Acontece que a biela se movimenta de um lado para outro a medida que o virabrequim gira, formando um ângulo em relação a base do cilindro.
Quanto menor o ângulo, maior é a força lateral que os pistões, movimentados pelas bielas, exercem nas paredes dos cilindros. É essa força que gera a tal vibração e torna o funcionamento do motor áspero.
Futuramente, o motor AP ganharia versões com cabeçote de fluxo cruzado (admissão por um lado e escape por outro), injeção eletrônica, flex e até com cabeçote 16V – que receberia bielas ainda maiores, de 159 mm. Mas a receita básica estava definida.

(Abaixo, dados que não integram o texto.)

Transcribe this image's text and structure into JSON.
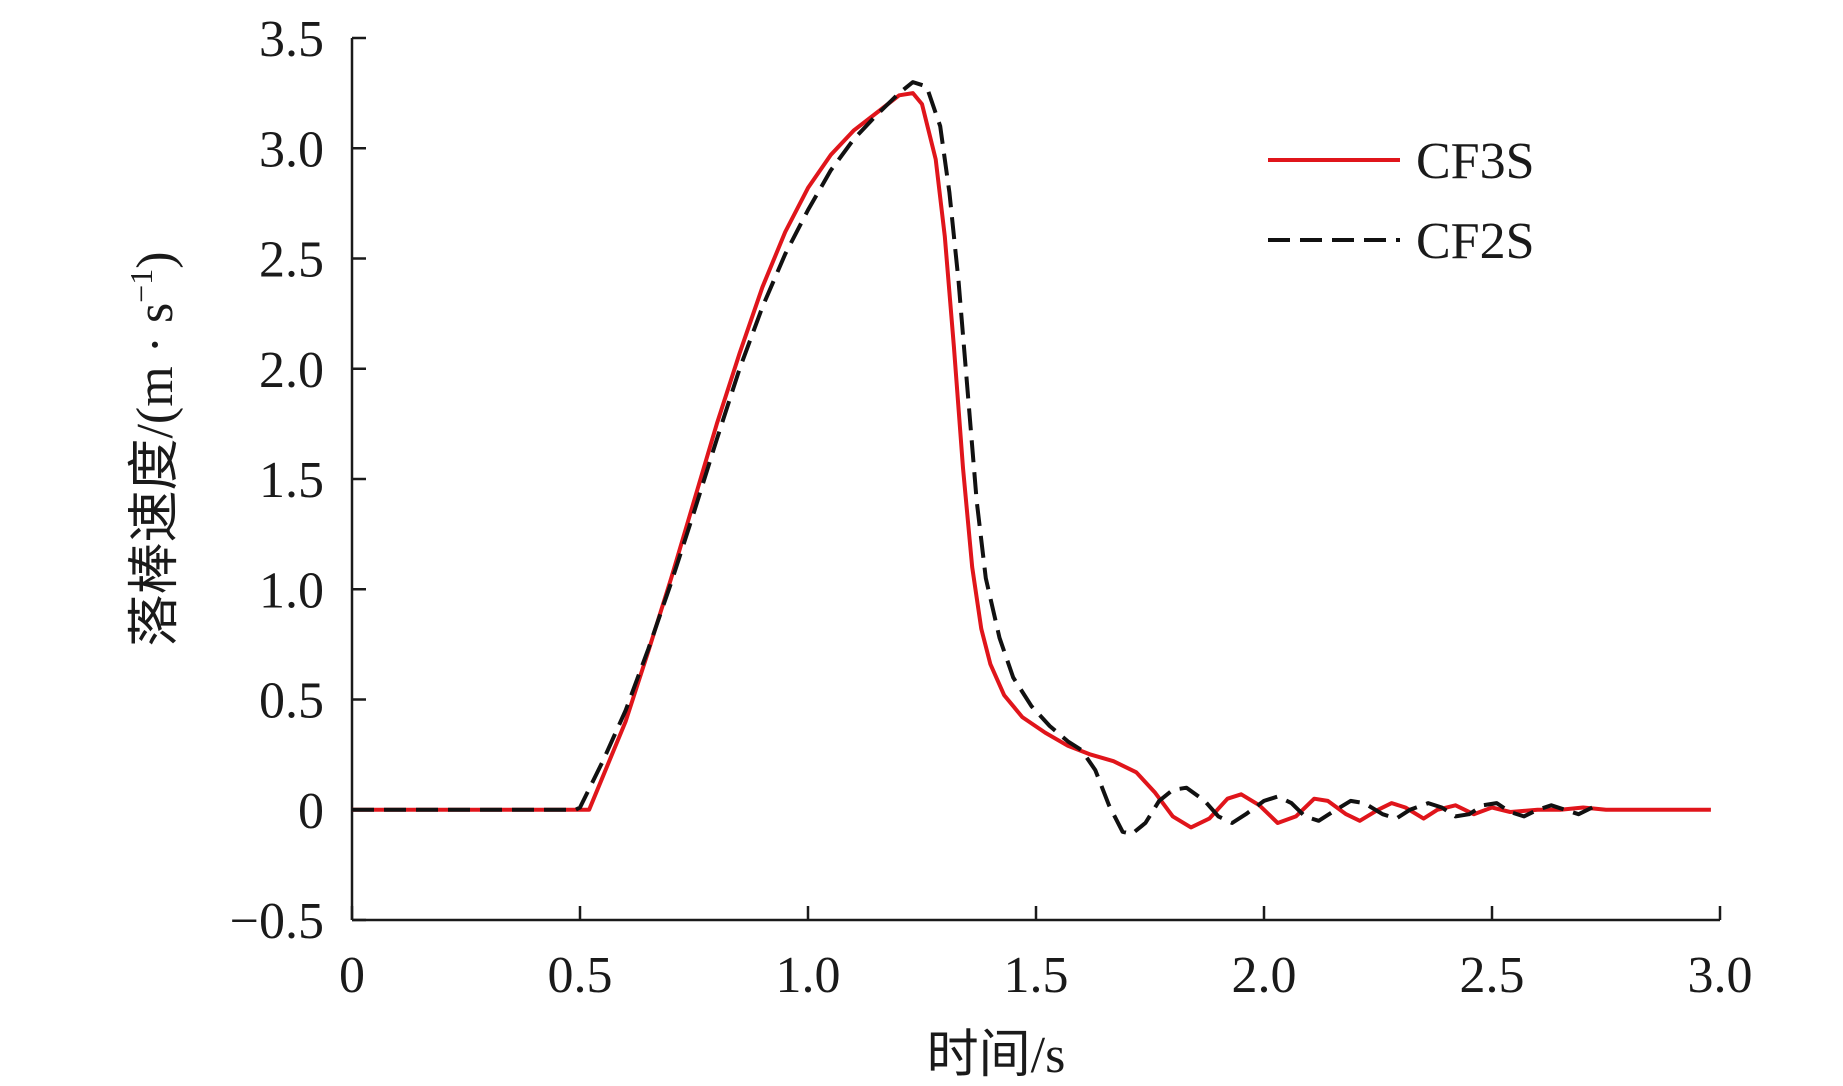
{
  "chart_data": {
    "type": "line",
    "xlabel": "时间/s",
    "ylabel": "落棒速度/(m · s",
    "ylabel_superscript": "−1",
    "ylabel_close": ")",
    "xlim": [
      0,
      3.0
    ],
    "ylim": [
      -0.5,
      3.5
    ],
    "x_ticks": [
      0,
      0.5,
      1.0,
      1.5,
      2.0,
      2.5,
      3.0
    ],
    "x_tick_labels": [
      "0",
      "0.5",
      "1.0",
      "1.5",
      "2.0",
      "2.5",
      "3.0"
    ],
    "y_ticks": [
      -0.5,
      0,
      0.5,
      1.0,
      1.5,
      2.0,
      2.5,
      3.0,
      3.5
    ],
    "y_tick_labels": [
      "−0.5",
      "0",
      "0.5",
      "1.0",
      "1.5",
      "2.0",
      "2.5",
      "3.0",
      "3.5"
    ],
    "grid": false,
    "legend_position": "top-right",
    "series": [
      {
        "name": "CF3S",
        "color": "#e0151b",
        "dash": "solid",
        "points": [
          [
            0,
            0.0
          ],
          [
            0.5,
            0.0
          ],
          [
            0.52,
            0.0
          ],
          [
            0.55,
            0.15
          ],
          [
            0.6,
            0.4
          ],
          [
            0.65,
            0.72
          ],
          [
            0.7,
            1.05
          ],
          [
            0.75,
            1.4
          ],
          [
            0.8,
            1.75
          ],
          [
            0.85,
            2.07
          ],
          [
            0.9,
            2.37
          ],
          [
            0.95,
            2.62
          ],
          [
            1.0,
            2.82
          ],
          [
            1.05,
            2.97
          ],
          [
            1.1,
            3.08
          ],
          [
            1.15,
            3.16
          ],
          [
            1.2,
            3.24
          ],
          [
            1.23,
            3.25
          ],
          [
            1.25,
            3.2
          ],
          [
            1.28,
            2.95
          ],
          [
            1.3,
            2.6
          ],
          [
            1.32,
            2.1
          ],
          [
            1.34,
            1.55
          ],
          [
            1.36,
            1.1
          ],
          [
            1.38,
            0.82
          ],
          [
            1.4,
            0.66
          ],
          [
            1.43,
            0.52
          ],
          [
            1.47,
            0.42
          ],
          [
            1.52,
            0.35
          ],
          [
            1.57,
            0.29
          ],
          [
            1.62,
            0.25
          ],
          [
            1.67,
            0.22
          ],
          [
            1.72,
            0.17
          ],
          [
            1.76,
            0.08
          ],
          [
            1.8,
            -0.03
          ],
          [
            1.84,
            -0.08
          ],
          [
            1.88,
            -0.04
          ],
          [
            1.92,
            0.05
          ],
          [
            1.95,
            0.07
          ],
          [
            1.99,
            0.02
          ],
          [
            2.03,
            -0.06
          ],
          [
            2.07,
            -0.03
          ],
          [
            2.11,
            0.05
          ],
          [
            2.14,
            0.04
          ],
          [
            2.18,
            -0.02
          ],
          [
            2.21,
            -0.05
          ],
          [
            2.25,
            0.0
          ],
          [
            2.28,
            0.03
          ],
          [
            2.31,
            0.01
          ],
          [
            2.35,
            -0.04
          ],
          [
            2.38,
            0.0
          ],
          [
            2.42,
            0.02
          ],
          [
            2.46,
            -0.02
          ],
          [
            2.5,
            0.01
          ],
          [
            2.54,
            -0.01
          ],
          [
            2.6,
            0.0
          ],
          [
            2.65,
            0.0
          ],
          [
            2.7,
            0.01
          ],
          [
            2.75,
            0.0
          ],
          [
            2.8,
            0.0
          ],
          [
            2.9,
            0.0
          ],
          [
            2.98,
            0.0
          ]
        ]
      },
      {
        "name": "CF2S",
        "color": "#111111",
        "dash": "dashed",
        "points": [
          [
            0,
            0.0
          ],
          [
            0.49,
            0.0
          ],
          [
            0.5,
            0.01
          ],
          [
            0.55,
            0.22
          ],
          [
            0.6,
            0.45
          ],
          [
            0.65,
            0.73
          ],
          [
            0.7,
            1.03
          ],
          [
            0.75,
            1.35
          ],
          [
            0.8,
            1.68
          ],
          [
            0.85,
            2.0
          ],
          [
            0.9,
            2.28
          ],
          [
            0.95,
            2.52
          ],
          [
            1.0,
            2.72
          ],
          [
            1.05,
            2.9
          ],
          [
            1.1,
            3.04
          ],
          [
            1.15,
            3.15
          ],
          [
            1.2,
            3.25
          ],
          [
            1.23,
            3.3
          ],
          [
            1.26,
            3.28
          ],
          [
            1.29,
            3.1
          ],
          [
            1.31,
            2.8
          ],
          [
            1.33,
            2.4
          ],
          [
            1.35,
            1.9
          ],
          [
            1.37,
            1.4
          ],
          [
            1.39,
            1.05
          ],
          [
            1.42,
            0.78
          ],
          [
            1.45,
            0.6
          ],
          [
            1.49,
            0.47
          ],
          [
            1.53,
            0.38
          ],
          [
            1.57,
            0.31
          ],
          [
            1.6,
            0.27
          ],
          [
            1.63,
            0.18
          ],
          [
            1.66,
            0.02
          ],
          [
            1.69,
            -0.1
          ],
          [
            1.71,
            -0.11
          ],
          [
            1.74,
            -0.06
          ],
          [
            1.77,
            0.04
          ],
          [
            1.8,
            0.09
          ],
          [
            1.83,
            0.1
          ],
          [
            1.87,
            0.04
          ],
          [
            1.9,
            -0.03
          ],
          [
            1.93,
            -0.06
          ],
          [
            1.96,
            -0.02
          ],
          [
            2.0,
            0.04
          ],
          [
            2.03,
            0.06
          ],
          [
            2.06,
            0.03
          ],
          [
            2.09,
            -0.03
          ],
          [
            2.12,
            -0.05
          ],
          [
            2.15,
            -0.01
          ],
          [
            2.19,
            0.04
          ],
          [
            2.22,
            0.03
          ],
          [
            2.26,
            -0.02
          ],
          [
            2.29,
            -0.04
          ],
          [
            2.32,
            0.0
          ],
          [
            2.36,
            0.03
          ],
          [
            2.39,
            0.01
          ],
          [
            2.42,
            -0.03
          ],
          [
            2.45,
            -0.02
          ],
          [
            2.48,
            0.02
          ],
          [
            2.51,
            0.03
          ],
          [
            2.54,
            -0.01
          ],
          [
            2.57,
            -0.03
          ],
          [
            2.6,
            0.0
          ],
          [
            2.63,
            0.02
          ],
          [
            2.66,
            0.0
          ],
          [
            2.69,
            -0.02
          ],
          [
            2.72,
            0.01
          ]
        ]
      }
    ]
  }
}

Neste momento, o motor 1.6 AP (AP-600) gerava 80 cv e 12,4 mkgf com gasolina e 90 cv e 12,7 mkgf com álcool. Já a versão 1.8, AP-800, tinha 85 cv e 14,9 mkgf de torque com gasolina e 92 cv e 15,2 mkgf com álcool.
Ainda tinha o AP-800S, com 99 cv e 14,9 mkgf, dos Santana, Gol GT e Passat GTS Pointer.
A versão 2.0, também conhecida como AP-2000, seria lançada em 1988 com 99 cv e torque de 16,2 mkgf com gasolina e 112 e 17,3 mkgf com álcool no Santana.
Mas o AP-2000 seria destaque no Salão do Automóvel daquele ano, quando o Gol GTI estrearia sua versão com injeção eletrônica, tornando-se o primeiro nacional com o sistema.
Com processadores controlado a injeção de gasolina, rendia 120 cv e 18,35 mkgf. Além disso, pegava de primeira, era mais suave e ainda consumia e poluia menos.
Também coube ao motor AP o título de primeiro motor flex do Brasil, em 2003. Podendo queimar etanol e gasolina em qualquer proporção, o 1.6 rendia 99/101 cv com gasolina e álcool, respectivamente, no Gol Total Flex. O 1.8 surgiria depois com 103/106 cv.
Na longitudinal, levemente inclinado para a esquerda e com o radiador do seu lado direito, o motor Volkswagen AP chegou ao fim com a Parati, em setembro de 2012.